`y_(1)=Asin(omegat-kx)&y_(2)=Asin(omegat-kx+delta)`: these two equations are representing two waves. Then the amplitude of the resulting wave is

To find the amplitude of the resulting wave from the two given wave equations, we can follow these steps: ### Step-by-Step Solution: 1. **Identify the Given Waves**: The two wave equations are: \[ y_1 = A \sin(\omega t - kx) \] \[ y_2 = A \sin(\omega t - kx + \delta) \] 2. **Superposition of Waves**: When two waves interfere, the resultant wave \( y \) can be expressed as: \[ y = y_1 + y_2 \] Therefore, we have: \[ y = A \sin(\omega t - kx) + A \sin(\omega t - kx + \delta) \] 3. **Using the Phasor Representation**: We can represent the two waves as phasors.

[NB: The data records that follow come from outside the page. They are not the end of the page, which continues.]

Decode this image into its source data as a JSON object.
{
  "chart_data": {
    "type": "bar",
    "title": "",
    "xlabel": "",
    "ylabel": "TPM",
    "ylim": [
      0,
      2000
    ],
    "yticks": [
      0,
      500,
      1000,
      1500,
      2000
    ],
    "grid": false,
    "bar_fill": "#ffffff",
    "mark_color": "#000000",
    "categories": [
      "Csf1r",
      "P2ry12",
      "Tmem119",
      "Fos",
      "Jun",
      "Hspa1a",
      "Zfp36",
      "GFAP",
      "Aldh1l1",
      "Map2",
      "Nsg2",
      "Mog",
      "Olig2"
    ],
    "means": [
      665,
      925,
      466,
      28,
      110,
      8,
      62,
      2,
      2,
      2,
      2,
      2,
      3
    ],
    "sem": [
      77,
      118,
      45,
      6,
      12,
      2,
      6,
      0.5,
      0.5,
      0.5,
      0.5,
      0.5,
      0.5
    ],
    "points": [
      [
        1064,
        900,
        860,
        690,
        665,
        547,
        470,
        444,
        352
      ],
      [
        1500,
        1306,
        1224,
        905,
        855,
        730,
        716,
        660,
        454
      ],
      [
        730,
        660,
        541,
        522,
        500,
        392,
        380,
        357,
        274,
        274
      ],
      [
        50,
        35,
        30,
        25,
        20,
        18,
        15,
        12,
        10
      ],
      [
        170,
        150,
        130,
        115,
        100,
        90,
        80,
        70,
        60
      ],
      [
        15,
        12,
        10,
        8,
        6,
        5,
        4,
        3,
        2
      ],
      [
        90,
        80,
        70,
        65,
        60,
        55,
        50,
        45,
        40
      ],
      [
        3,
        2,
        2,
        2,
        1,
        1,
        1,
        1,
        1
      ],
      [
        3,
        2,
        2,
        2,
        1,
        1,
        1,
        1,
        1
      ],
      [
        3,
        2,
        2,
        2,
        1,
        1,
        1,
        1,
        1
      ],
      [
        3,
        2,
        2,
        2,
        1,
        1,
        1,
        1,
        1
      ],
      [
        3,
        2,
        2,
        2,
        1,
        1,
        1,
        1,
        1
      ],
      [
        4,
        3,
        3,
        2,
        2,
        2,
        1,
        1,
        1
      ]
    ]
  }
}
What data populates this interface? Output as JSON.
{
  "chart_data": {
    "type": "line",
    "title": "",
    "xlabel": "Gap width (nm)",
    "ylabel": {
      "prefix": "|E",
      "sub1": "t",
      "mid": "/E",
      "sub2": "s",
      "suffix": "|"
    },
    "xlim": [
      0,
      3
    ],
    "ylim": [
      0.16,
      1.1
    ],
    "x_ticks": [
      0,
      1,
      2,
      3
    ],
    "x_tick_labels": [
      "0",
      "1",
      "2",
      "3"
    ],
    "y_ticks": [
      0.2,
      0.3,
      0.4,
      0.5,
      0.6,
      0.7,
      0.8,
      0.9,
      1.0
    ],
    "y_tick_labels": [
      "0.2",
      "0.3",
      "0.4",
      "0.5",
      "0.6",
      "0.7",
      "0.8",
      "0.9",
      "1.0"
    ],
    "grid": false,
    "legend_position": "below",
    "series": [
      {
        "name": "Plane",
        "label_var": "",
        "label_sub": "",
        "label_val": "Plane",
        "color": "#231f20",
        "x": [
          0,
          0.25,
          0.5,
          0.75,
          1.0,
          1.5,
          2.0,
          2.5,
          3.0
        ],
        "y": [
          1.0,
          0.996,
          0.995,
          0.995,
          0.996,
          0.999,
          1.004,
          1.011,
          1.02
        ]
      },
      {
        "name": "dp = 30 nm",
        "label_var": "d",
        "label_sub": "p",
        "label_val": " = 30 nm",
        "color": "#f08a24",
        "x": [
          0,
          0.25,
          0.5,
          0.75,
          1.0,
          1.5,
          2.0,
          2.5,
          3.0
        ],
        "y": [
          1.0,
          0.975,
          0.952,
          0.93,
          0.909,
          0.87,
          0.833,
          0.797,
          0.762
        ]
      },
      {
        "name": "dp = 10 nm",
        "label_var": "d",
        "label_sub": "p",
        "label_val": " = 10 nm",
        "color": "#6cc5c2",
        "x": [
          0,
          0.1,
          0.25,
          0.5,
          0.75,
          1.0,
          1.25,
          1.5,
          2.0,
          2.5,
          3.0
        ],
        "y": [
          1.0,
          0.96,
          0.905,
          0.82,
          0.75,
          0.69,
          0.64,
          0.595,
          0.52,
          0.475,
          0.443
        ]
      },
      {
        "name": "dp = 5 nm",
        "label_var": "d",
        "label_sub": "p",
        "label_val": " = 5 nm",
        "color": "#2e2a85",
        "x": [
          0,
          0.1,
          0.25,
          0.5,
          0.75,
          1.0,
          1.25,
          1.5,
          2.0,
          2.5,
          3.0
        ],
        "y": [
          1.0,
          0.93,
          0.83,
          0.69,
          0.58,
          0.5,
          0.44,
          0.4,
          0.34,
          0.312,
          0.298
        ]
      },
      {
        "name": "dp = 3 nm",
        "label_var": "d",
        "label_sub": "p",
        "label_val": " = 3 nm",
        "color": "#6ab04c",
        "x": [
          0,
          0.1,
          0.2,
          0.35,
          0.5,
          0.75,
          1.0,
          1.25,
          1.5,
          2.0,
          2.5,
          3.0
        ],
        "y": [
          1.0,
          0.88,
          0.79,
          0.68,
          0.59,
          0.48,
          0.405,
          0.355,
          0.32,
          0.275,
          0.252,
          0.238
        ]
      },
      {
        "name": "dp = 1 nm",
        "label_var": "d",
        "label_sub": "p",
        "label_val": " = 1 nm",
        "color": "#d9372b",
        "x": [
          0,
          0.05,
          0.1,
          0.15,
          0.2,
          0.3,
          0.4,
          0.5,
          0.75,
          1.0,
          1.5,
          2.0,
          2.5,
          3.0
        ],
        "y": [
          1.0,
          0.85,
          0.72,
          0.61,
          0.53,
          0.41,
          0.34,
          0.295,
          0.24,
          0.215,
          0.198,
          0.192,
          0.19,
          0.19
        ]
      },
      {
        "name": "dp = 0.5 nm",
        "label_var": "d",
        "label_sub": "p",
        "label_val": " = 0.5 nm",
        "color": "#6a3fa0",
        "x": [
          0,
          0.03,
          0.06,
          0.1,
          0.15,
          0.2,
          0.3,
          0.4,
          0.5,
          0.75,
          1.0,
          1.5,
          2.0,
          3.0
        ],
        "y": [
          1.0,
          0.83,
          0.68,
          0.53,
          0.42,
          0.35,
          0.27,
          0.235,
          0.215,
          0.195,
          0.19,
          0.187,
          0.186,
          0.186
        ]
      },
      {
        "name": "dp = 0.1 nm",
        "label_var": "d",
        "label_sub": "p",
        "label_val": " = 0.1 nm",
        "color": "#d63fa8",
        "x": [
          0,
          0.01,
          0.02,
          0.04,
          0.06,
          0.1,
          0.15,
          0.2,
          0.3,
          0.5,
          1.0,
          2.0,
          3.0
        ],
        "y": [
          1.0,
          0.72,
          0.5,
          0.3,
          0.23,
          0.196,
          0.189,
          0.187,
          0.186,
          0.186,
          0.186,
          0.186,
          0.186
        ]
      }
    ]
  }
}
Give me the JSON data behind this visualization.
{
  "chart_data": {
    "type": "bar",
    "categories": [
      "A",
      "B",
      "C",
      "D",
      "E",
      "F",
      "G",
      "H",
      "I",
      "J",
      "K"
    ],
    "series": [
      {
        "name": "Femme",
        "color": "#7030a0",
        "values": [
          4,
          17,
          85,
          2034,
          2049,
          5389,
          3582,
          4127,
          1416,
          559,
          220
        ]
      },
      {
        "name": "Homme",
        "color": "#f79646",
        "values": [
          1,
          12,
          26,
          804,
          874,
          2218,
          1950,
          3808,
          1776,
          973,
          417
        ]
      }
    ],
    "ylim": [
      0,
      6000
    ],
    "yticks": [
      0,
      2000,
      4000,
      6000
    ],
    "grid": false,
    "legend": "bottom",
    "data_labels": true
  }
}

The first wave \( y_1 \) can be represented as a vector of length \( A \) at an angle of \( 0 \) degrees (or radians), and the second wave \( y_2 \) as a vector of length \( A \) at an angle \( \delta \). 4. **Resultant Amplitude Calculation**: The resultant amplitude \( A_R \) can be calculated using the formula: \[ A_R = \sqrt{A^2 + A^2 + 2A \cdot A \cdot \cos(\delta)} \] This simplifies to: \[ A_R = \sqrt{2A^2 + 2A^2 \cos(\delta)} \] 5. **Factor Out Common Terms**: We can factor out \( 2A^2 \): \[ A_R = \sqrt{2A^2(1 + \cos(\delta))} \] 6. **Use the Cosine Identity**: We can use the identity \( 1 + \cos(\delta) = 2 \cos^2(\delta/2) \): \[ A_R = \sqrt{2A^2 \cdot 2 \cos^2(\delta/2)} \] 7. **Final Result for Amplitude**: This simplifies to: \[ A_R = 2A \cos(\delta/2) \] Thus, the amplitude of the resulting wave is: \[ A_R = 2A \cos\left(\frac{\delta}{2}\right) \]